Despite the possibility of being swallowed up by increasingly aggressive M&A strategies, managers continue to spin out in the hope of leaving their mark on the industry.

Welsch, who set up Welsch Captive Management in November 2018, claims that in order to move the industry forward, an independent view is required.

“When you look at development and relation in insurance, the larger companies aren’t doing anything particularly new, let’s be honest. The big thing everyone talks about is blockchain, but that’s essentially a tool. It’s not a solution, it’s what you do with it”, he explains.

“It comes down to creating innovation, utilising data, focusing on the customer space and driving forward that solution rather than just concentrating on what people consider to be profitable models.

“For the large part, insurance has been commoditised. In the commercial and corporate space, that’s interesting because it stops innovation.”

Regulatory troubles
While some believe innovation is best driven from an independent, regulatory pressures in the age of Solvency II, Beps and the IRS’ captive insurance clampdown could be the downfall for managers at the smallest end of the scale.

“Some independents will be looking at getting acquired because they just cannot provide what many of their clients now need”, predicts Owens. “The smaller guys can’t deliver actuarial functions, compliance, all the stuff that captives really need nowadays.

“Given where we are now, with Beps, substance and increasing regulatory requirements, one man bands will simply not be able to satisfy the requirements, and captive owners are recognising this”.

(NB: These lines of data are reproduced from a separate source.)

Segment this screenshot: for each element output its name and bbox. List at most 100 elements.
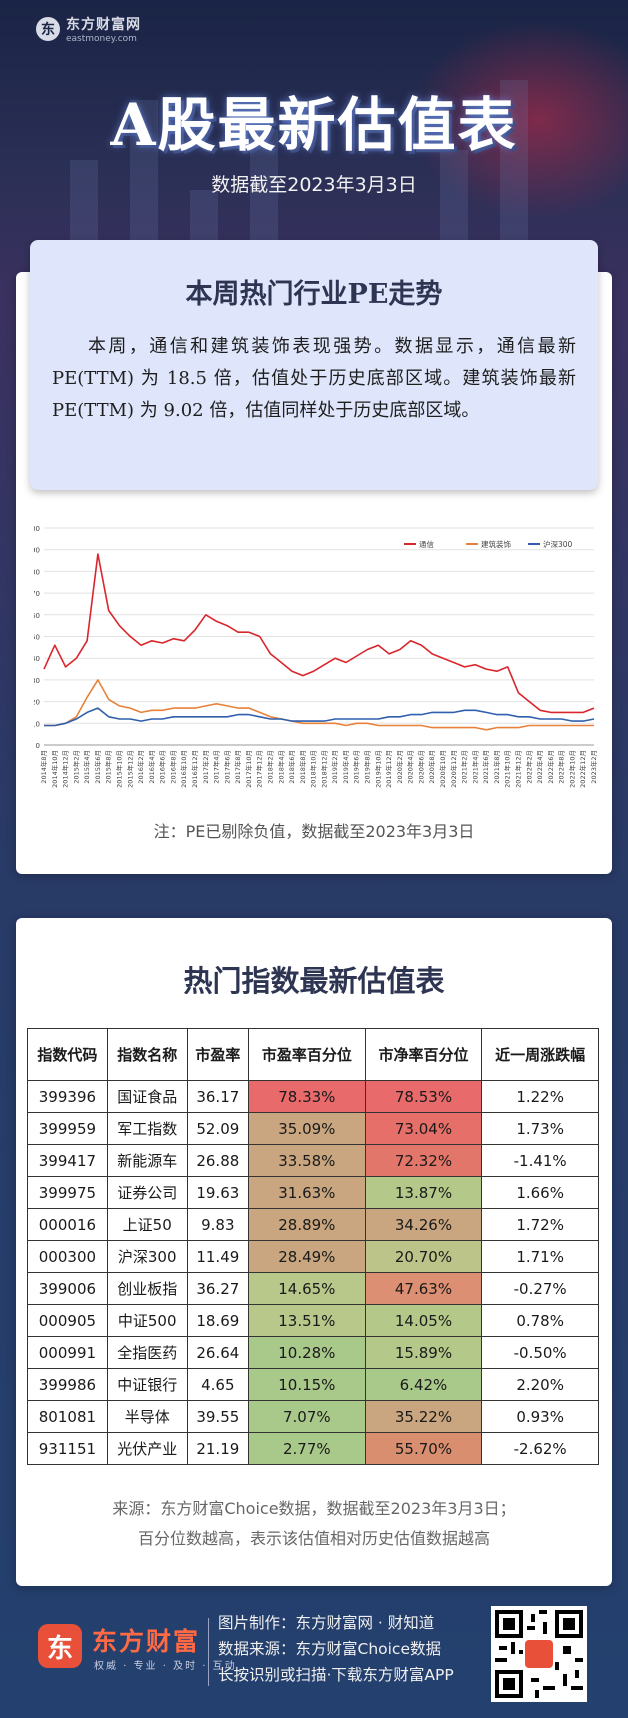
cell-pe: 36.17 (186, 1080, 250, 1113)
cell-pb-percentile: 78.53% (364, 1080, 483, 1113)
cell-pb-percentile: 20.70% (364, 1240, 483, 1273)
x-tick-label: 2015年6月 (93, 750, 102, 784)
x-tick-label: 2019年10月 (373, 750, 382, 788)
cell-pe-percentile: 7.07% (248, 1400, 366, 1433)
cell-pb-percentile: 6.42% (364, 1368, 483, 1401)
x-tick-label: 2021年12月 (514, 750, 523, 788)
x-tick-label: 2017年8月 (233, 750, 242, 784)
x-tick-label: 2016年2月 (136, 750, 145, 784)
x-tick-label: 2019年4月 (341, 750, 350, 784)
cell-pb-percentile: 35.22% (364, 1400, 483, 1433)
table-row: 399986 中证银行 4.65 10.15% 6.42% 2.20% (27, 1368, 599, 1401)
source-line-1: 来源：东方财富Choice数据，数据截至2023年3月3日； (112, 1499, 516, 1518)
table-row: 399417 新能源车 26.88 33.58% 72.32% -1.41% (27, 1144, 599, 1177)
col-header-weekly-change: 近一周涨跌幅 (481, 1028, 599, 1081)
x-tick-label: 2017年6月 (222, 750, 231, 784)
table-row: 000016 上证50 9.83 28.89% 34.26% 1.72% (27, 1208, 599, 1241)
legend-label: 建筑装饰 (481, 539, 511, 549)
x-tick-label: 2016年6月 (158, 750, 167, 784)
x-tick-label: 2021年4月 (470, 750, 479, 784)
qr-logo-icon (523, 1638, 555, 1670)
valuation-table: 指数代码 指数名称 市盈率 市盈率百分位 市净率百分位 近一周涨跌幅 39939… (27, 1028, 599, 1465)
x-tick-label: 2017年12月 (255, 750, 264, 788)
cell-pe: 4.65 (186, 1368, 250, 1401)
table-row: 801081 半导体 39.55 7.07% 35.22% 0.93% (27, 1400, 599, 1433)
cell-code: 399396 (27, 1080, 108, 1113)
footer-info: 图片制作：东方财富网 · 财知道 数据来源：东方财富Choice数据 长按识别或… (218, 1610, 454, 1688)
pe-chart-svg: 01020304050607080901002014年8月2014年10月201… (27, 525, 598, 788)
eastmoney-app-logo-icon: 东 (38, 1624, 82, 1668)
y-tick-label: 100 (34, 525, 40, 533)
cell-name: 沪深300 (106, 1240, 188, 1273)
logo-domain: eastmoney.com (66, 34, 137, 44)
cell-pe-percentile: 10.15% (248, 1368, 366, 1401)
cell-weekly-change: -0.27% (481, 1272, 599, 1305)
page-title: A股最新估值表 (110, 91, 518, 159)
x-tick-label: 2019年2月 (330, 750, 339, 784)
cell-pb-percentile: 73.04% (364, 1112, 483, 1145)
cell-code: 399417 (27, 1144, 108, 1177)
x-tick-label: 2020年2月 (395, 750, 404, 784)
cell-pe-percentile: 35.09% (248, 1112, 366, 1145)
cell-pb-percentile: 15.89% (364, 1336, 483, 1369)
cell-pe-percentile: 33.58% (248, 1144, 366, 1177)
cell-name: 证券公司 (106, 1176, 188, 1209)
data-date: 数据截至2023年3月3日 (211, 174, 417, 196)
cell-weekly-change: 1.72% (481, 1208, 599, 1241)
logo-name: 东方财富网 (66, 17, 141, 33)
eastmoney-logo: 东 东方财富网 eastmoney.com (36, 14, 141, 44)
col-header-pe: 市盈率 (186, 1028, 250, 1081)
x-tick-label: 2019年12月 (384, 750, 393, 788)
footer-line-3: 长按识别或扫描·下载东方财富APP (218, 1666, 454, 1684)
table-row: 399975 证券公司 19.63 31.63% 13.87% 1.66% (27, 1176, 599, 1209)
cell-pe-percentile: 28.49% (248, 1240, 366, 1273)
x-tick-label: 2016年8月 (168, 750, 177, 784)
x-tick-label: 2022年10月 (567, 750, 576, 788)
y-tick-label: 10 (34, 720, 40, 728)
col-header-pb-percentile: 市净率百分位 (364, 1028, 483, 1081)
x-tick-label: 2021年6月 (481, 750, 490, 784)
series-line-2 (44, 707, 595, 727)
cell-name: 新能源车 (106, 1144, 188, 1177)
cell-pe-percentile: 2.77% (248, 1432, 366, 1465)
cell-code: 399975 (27, 1176, 108, 1209)
x-tick-label: 2015年10月 (114, 750, 123, 788)
cell-name: 国证食品 (106, 1080, 188, 1113)
cell-weekly-change: 0.93% (481, 1400, 599, 1433)
cell-pe: 18.69 (186, 1304, 250, 1337)
table-row: 000300 沪深300 11.49 28.49% 20.70% 1.71% (27, 1240, 599, 1273)
cell-code: 000016 (27, 1208, 108, 1241)
cell-name: 上证50 (106, 1208, 188, 1241)
cell-code: 000300 (27, 1240, 108, 1273)
x-tick-label: 2017年10月 (244, 750, 253, 788)
x-tick-label: 2015年12月 (125, 750, 134, 788)
x-tick-label: 2022年2月 (524, 750, 533, 784)
x-tick-label: 2019年8月 (363, 750, 372, 784)
x-tick-label: 2014年8月 (39, 750, 48, 784)
cell-pe: 19.63 (186, 1176, 250, 1209)
cell-pe: 52.09 (186, 1112, 250, 1145)
cell-weekly-change: 2.20% (481, 1368, 599, 1401)
source-note: 来源：东方财富Choice数据，数据截至2023年3月3日； 百分位数越高，表示… (16, 1494, 612, 1554)
cell-pe: 9.83 (186, 1208, 250, 1241)
table-body: 399396 国证食品 36.17 78.33% 78.53% 1.22% 399959 军工… (27, 1080, 599, 1465)
table-title: 热门指数最新估值表 (183, 964, 445, 998)
col-header-code: 指数代码 (27, 1028, 108, 1081)
x-tick-label: 2019年6月 (352, 750, 361, 784)
x-tick-label: 2017年2月 (201, 750, 210, 784)
x-tick-label: 2015年4月 (82, 750, 91, 784)
cell-name: 中证银行 (106, 1368, 188, 1401)
col-header-name: 指数名称 (106, 1028, 188, 1081)
x-tick-label: 2017年4月 (212, 750, 221, 784)
table-row: 399006 创业板指 36.27 14.65% 47.63% -0.27% (27, 1272, 599, 1305)
x-tick-label: 2022年4月 (535, 750, 544, 784)
cell-code: 399986 (27, 1368, 108, 1401)
x-tick-label: 2016年10月 (179, 750, 188, 788)
x-tick-label: 2018年10月 (309, 750, 318, 788)
x-tick-label: 2022年8月 (557, 750, 566, 784)
summary-text: 本周，通信和建筑装饰表现强势。数据显示，通信最新 PE(TTM) 为 18.5 … (52, 336, 576, 421)
cell-pe-percentile: 10.28% (248, 1336, 366, 1369)
qr-code-icon[interactable] (491, 1606, 587, 1702)
cell-code: 931151 (27, 1432, 108, 1465)
cell-weekly-change: 1.73% (481, 1112, 599, 1145)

Increasing regulatory requirements and uncertainty was not a pressure for Strategic Risk Solutions (SRS) when it was entering the European market, and it actually posed an opportunity. Stuart King, managing director for SRS Europe explains: “Solvency II created so much uncertainty, it was the right time to set up in Europe. We are experiencing a big growth area in the Solvency II and governance areas. That’s really where we’ll grow”.

Mid-market growth
As industry giants tie up and finalise their deals, mid-market managers like Artex and SRS could find themselves with an opportunity to grow through a new surge of clients as well as acquisition opportunities.

“You will see independents getting bigger”, says Owens. “SRS are branching out, the recent acquisition of Ark Insurance Management PCC in Malta for example. Their success is driven by their independence and flexible entrepreneurial culture”.

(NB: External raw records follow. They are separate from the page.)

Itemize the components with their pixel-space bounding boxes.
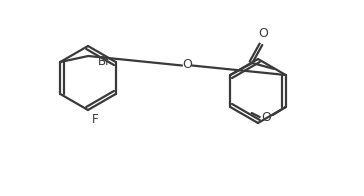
- Text: Br: Br: [98, 54, 111, 67]
- Text: O: O: [182, 58, 192, 71]
- Text: O: O: [258, 27, 268, 40]
- Text: F: F: [92, 113, 99, 126]
- Text: O: O: [261, 111, 271, 123]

Artex, which is owned by Arthur J Gallagher, will continue looking to buy business, reveals McManus. “We have a very healthy prospect list, many of which have been in a dialogue with us for a number of years. We currently have one in due diligence and have term sheets under discussion with a number of others”.

Real growth?
Although the past 12 months saw a whirlwind of deals and mergers, King does not believe that the European market will continue to bring acquisition opportunities. “There’s not actually too many players. We’ve analysed a lot of them, through acquisition or organically. I don’t see a huge acquisition in Europe. We don’t have too many acquisition targets in Europe, our desire is just to be a boutique player with independent programme design with high quality delivery on the management side.”

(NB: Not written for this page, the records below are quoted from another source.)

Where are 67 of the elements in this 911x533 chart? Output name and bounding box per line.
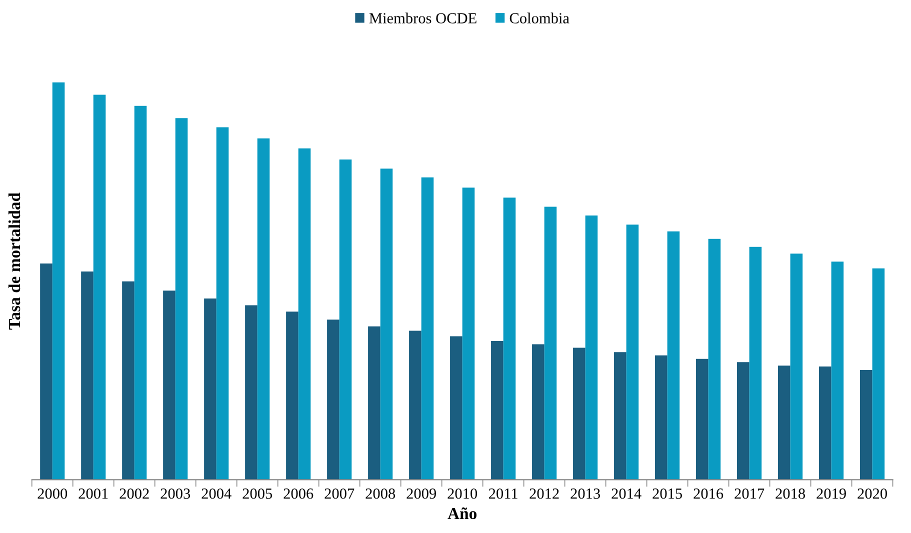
bar [503,198,516,480]
bar [532,344,544,480]
x-tick-label: 2008 [366,488,396,499]
x-tick-label: 2016 [694,488,724,499]
bar [175,118,188,480]
bar [216,127,229,480]
bar [573,348,586,480]
bar [122,281,134,480]
y-axis-title: Tasa de mortalidad [8,192,20,330]
bar [544,206,557,480]
x-tick-label: 2015 [652,488,682,499]
bar [790,254,803,480]
bar [708,238,721,480]
bar [409,330,422,480]
legend-label: Miembros OCDE [369,12,476,24]
x-tick-label: 2002 [120,488,149,499]
x-tick-label: 2007 [324,488,354,499]
bar [696,358,708,480]
bar [737,362,750,480]
bar [204,298,216,480]
bar [257,138,270,480]
x-tick-label: 2004 [202,488,232,499]
bar [134,106,147,480]
x-tick-label: 2009 [406,488,436,499]
bar [860,370,872,480]
bar [462,188,475,480]
x-tick-label: 2019 [816,488,846,499]
bar [327,320,340,480]
bar [163,290,176,480]
bar [667,231,680,480]
x-tick-label: 2013 [570,488,600,499]
bar [93,94,106,480]
bar [245,305,258,480]
bar [298,148,311,480]
bar [52,82,65,480]
x-tick-label: 2005 [242,488,272,499]
x-tick-label: 2010 [448,488,478,499]
bar [491,341,504,480]
x-tick-label: 2020 [858,488,887,499]
bar [450,336,462,480]
bar [286,312,298,480]
bar [655,355,668,480]
bar [368,326,380,480]
x-tick-label: 2014 [612,488,642,499]
bar [421,177,434,480]
bar [339,159,352,480]
bar [749,246,762,480]
x-tick-label: 2012 [530,488,559,499]
x-tick-label: 2018 [776,488,805,499]
x-tick-label: 2017 [734,488,764,499]
bar [81,272,94,480]
bar [626,224,639,480]
x-axis-title: Año [448,507,477,520]
bar [778,366,790,480]
x-tick-label: 2001 [78,488,108,499]
bar [585,215,598,480]
bar [380,168,393,480]
x-tick-label: 2011 [489,488,518,499]
bar [872,268,885,480]
bar [614,352,626,480]
bar [818,366,832,480]
bar [831,262,844,480]
legend-label: Colombia [510,12,570,24]
x-tick-label: 2003 [160,488,190,499]
x-tick-label: 2006 [284,488,314,499]
bar [40,264,52,480]
x-tick-label: 2000 [38,488,68,499]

As mergers and acquisitions continue into the year ahead, Welsch claims that a lack of forward movement in the insurance industry could push businesses towards independent managers who can work directly to their needs. “People want something new. Where’s the future? This is part of what needs to happen, and the captive space is where things will go.

“Big companies are not always the best choice. As an independent, you can help companies understand things more because they feel you’re closer to them. Your interest is more aligned than a large insurer”, he concludes.